Our latest featured breakout stock is a specialty drug company that is focused on the needs of physicians specializing in gastroenterology, explains Leo Fasciocco, editor of Ticker Tape Digest.

Salix Pharmaceuticals (SLXP) seeks to identify and acquire products that have near-term commercial potential and apply its regulatory and product development expertise to commercialize the products.

The company selects products that it believes serve to heal a gastrointestinal disease. Annual revenues are $933 million.

Technically, SLXP's stock is in a 10-week, double bottom base. The base is well formed and within an overall “U” trend. The stock has since put down a classic "W" base. The second low, in mid-April, undercut the prior low. That is bullish, indicating a final shakeout.

With strong profits coming this year, we see SLXP in a good position to be accumulated in anticipation of a breakout.

This year, analysts are forecasting a robust 42% surge in profits to $4.61 a share from $3.25 a year ago. The stock sells with a price-earnings ratio of 23. We see that as low, making the stock a good growth-value play for investors.
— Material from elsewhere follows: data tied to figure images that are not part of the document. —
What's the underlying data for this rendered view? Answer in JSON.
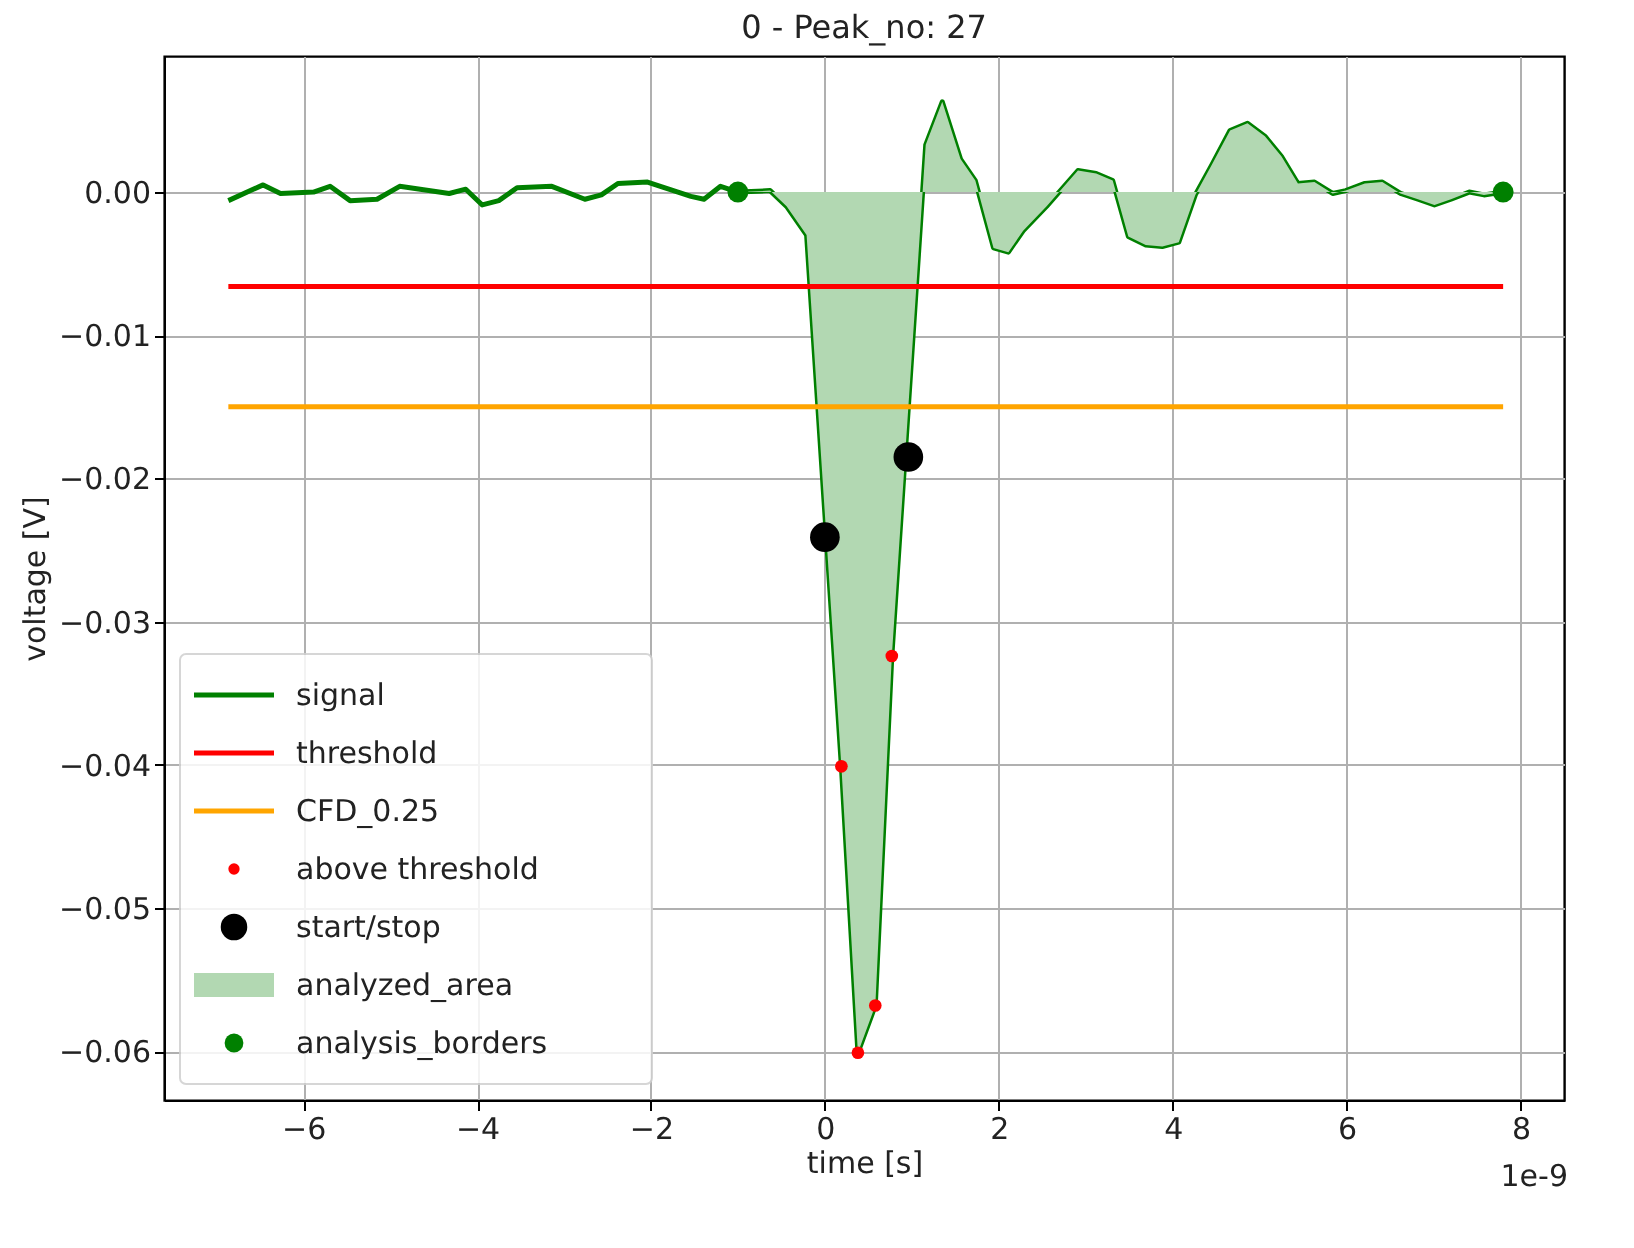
{
  "chart_data": {
    "type": "line",
    "title": "0 - Peak_no: 27",
    "xlabel": "time [s]",
    "ylabel": "voltage [V]",
    "xlim": [
      -7.6,
      8.5
    ],
    "ylim": [
      -0.0634,
      0.0095
    ],
    "xticks": [
      {
        "value": -6,
        "label": "−6"
      },
      {
        "value": -4,
        "label": "−4"
      },
      {
        "value": -2,
        "label": "−2"
      },
      0,
      2,
      4,
      6,
      8
    ],
    "yticks": [
      {
        "value": 0,
        "label": "0.00"
      },
      {
        "value": -0.01,
        "label": "−0.01"
      },
      {
        "value": -0.02,
        "label": "−0.02"
      },
      {
        "value": -0.03,
        "label": "−0.03"
      },
      {
        "value": -0.04,
        "label": "−0.04"
      },
      {
        "value": -0.05,
        "label": "−0.05"
      },
      {
        "value": -0.06,
        "label": "−0.06"
      }
    ],
    "grid": true,
    "legend": "bottom left",
    "annotations": [
      "1e-9"
    ],
    "series": [
      {
        "name": "signal",
        "type": "line",
        "color": "#008000",
        "line_style": "solid",
        "x": [
          -6.86,
          -6.46,
          -6.26,
          -5.88,
          -5.69,
          -5.46,
          -5.15,
          -4.89,
          -4.32,
          -4.13,
          -3.94,
          -3.75,
          -3.54,
          -3.14,
          -2.76,
          -2.57,
          -2.38,
          -2.04,
          -1.54,
          -1.39,
          -1.2,
          -1.0,
          -0.63,
          -0.44,
          -0.21,
          0.19,
          0.38,
          0.58,
          0.77,
          1.16,
          1.35,
          1.56,
          1.73,
          1.94,
          2.11,
          2.28,
          2.55,
          2.91,
          3.12,
          3.31,
          3.49,
          3.69,
          3.88,
          4.07,
          4.26,
          4.45,
          4.66,
          4.86,
          5.06,
          5.25,
          5.44,
          5.63,
          5.84,
          5.99,
          6.21,
          6.41,
          6.62,
          6.82,
          7.01,
          7.2,
          7.41,
          7.58,
          7.8
        ],
        "values": [
          -0.0006,
          0.0005,
          -0.0001,
          0.0,
          0.0004,
          -0.0006,
          -0.0005,
          0.0004,
          -0.0001,
          0.0002,
          -0.0009,
          -0.0006,
          0.0003,
          0.0004,
          -0.0005,
          -0.0002,
          0.0006,
          0.0007,
          -0.0003,
          -0.0005,
          0.0004,
          0.0,
          0.0001,
          -0.001,
          -0.003,
          -0.0401,
          -0.0601,
          -0.0568,
          -0.0324,
          0.0033,
          0.0063,
          0.0023,
          0.0008,
          -0.0039,
          -0.0042,
          -0.0027,
          -0.001,
          0.0015,
          0.0013,
          0.0008,
          -0.0031,
          -0.0037,
          -0.0038,
          -0.0035,
          -0.0002,
          0.0019,
          0.0043,
          0.0048,
          0.0039,
          0.0025,
          0.0006,
          0.0007,
          -0.0001,
          0.0001,
          0.0006,
          0.0007,
          -0.0001,
          -0.0005,
          -0.0009,
          -0.0005,
          0.0,
          -0.0002,
          0.0
        ]
      },
      {
        "name": "threshold",
        "type": "line",
        "color": "#ff0000",
        "line_style": "solid",
        "x": [
          -6.86,
          7.8
        ],
        "values": [
          -0.0066,
          -0.0066
        ]
      },
      {
        "name": "CFD_0.25",
        "type": "line",
        "color": "#ffa500",
        "line_style": "solid",
        "x": [
          -6.86,
          7.8
        ],
        "values": [
          -0.015,
          -0.015
        ]
      },
      {
        "name": "above threshold",
        "type": "scatter",
        "marker": "circle",
        "color": "#ff0000",
        "x": [
          0.19,
          0.38,
          0.58,
          0.77
        ],
        "values": [
          -0.0401,
          -0.0601,
          -0.0568,
          -0.0324
        ]
      },
      {
        "name": "start/stop",
        "type": "scatter",
        "marker": "circle",
        "color": "#000000",
        "x": [
          0.0,
          0.96
        ],
        "values": [
          -0.0241,
          -0.0185
        ]
      },
      {
        "name": "analyzed_area",
        "type": "area",
        "color": "#b2d8b2",
        "x": [
          -1.0,
          -0.63,
          -0.44,
          -0.21,
          0.19,
          0.38,
          0.58,
          0.77,
          1.16,
          1.35,
          1.56,
          1.73,
          1.94,
          2.11,
          2.28,
          2.55,
          2.91,
          3.12,
          3.31,
          3.49,
          3.69,
          3.88,
          4.07,
          4.26,
          4.45,
          4.66,
          4.86,
          5.06,
          5.25,
          5.44,
          5.63,
          5.84,
          5.99,
          6.21,
          6.41,
          6.62,
          6.82,
          7.01,
          7.2,
          7.41,
          7.58,
          7.8
        ],
        "values": [
          0.0,
          0.0001,
          -0.001,
          -0.003,
          -0.0401,
          -0.0601,
          -0.0568,
          -0.0324,
          0.0033,
          0.0063,
          0.0023,
          0.0008,
          -0.0039,
          -0.0042,
          -0.0027,
          -0.001,
          0.0015,
          0.0013,
          0.0008,
          -0.0031,
          -0.0037,
          -0.0038,
          -0.0035,
          -0.0002,
          0.0019,
          0.0043,
          0.0048,
          0.0039,
          0.0025,
          0.0006,
          0.0007,
          -0.0001,
          0.0001,
          0.0006,
          0.0007,
          -0.0001,
          -0.0005,
          -0.0009,
          -0.0005,
          0.0,
          -0.0002,
          0.0
        ]
      },
      {
        "name": "analysis_borders",
        "type": "scatter",
        "marker": "circle",
        "color": "#008000",
        "x": [
          -1.0,
          7.8
        ],
        "values": [
          0.0,
          0.0
        ]
      }
    ]
  }
}
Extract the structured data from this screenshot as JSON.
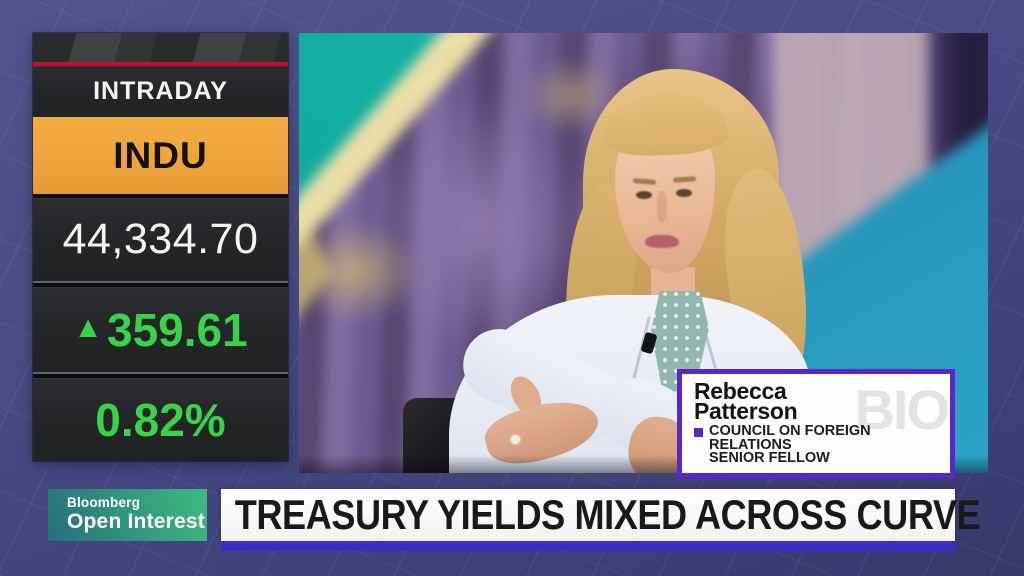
{
  "colors": {
    "accent_green": "#38d348",
    "ticker_orange": "#efa33c",
    "accent_red": "#c11226",
    "stripe_indigo": "#3e2cc2",
    "bio_purple": "#5a28c9",
    "brand_green_end": "#3fba80"
  },
  "market_panel": {
    "label": "INTRADAY",
    "ticker": "INDU",
    "price": "44,334.70",
    "change_arrow": "▲",
    "change": "359.61",
    "percent_change": "0.82%",
    "direction": "up"
  },
  "bio_card": {
    "watermark": "BIO",
    "name_line1": "Rebecca",
    "name_line2": "Patterson",
    "affiliation_lines": [
      "COUNCIL ON FOREIGN",
      "RELATIONS",
      "SENIOR FELLOW"
    ]
  },
  "lower_third": {
    "network": "Bloomberg",
    "show": "Open Interest",
    "headline": "TREASURY YIELDS MIXED ACROSS CURVE"
  }
}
Meanwhile, institutional sponsorship is excellent. Many funds that rate 4- or 5-stars hold major positions in the stock.

The largest fund buyer recently was 4-star rated Fidelity Select HealthCare Portfolio Fund which purchased 130,230 shares. The largest fund holder is 4-star rated Vanguard Health Care Fund with a 3.4% stake. It has held its position steady.

The stock went public in late 2000 trading around $5. However, in early 2009, the stock began to head higher—and did it! The stock has since soared to a peak of $120 earlier this year.

We suggest accumulation of a partial sake in SLXP in anticipation of a breakout. The stock is most suitable now for an aggressive investor. Further buying can be done on a breakout over $117.10. We are targeting SLXP for a move to $140 after a breakout.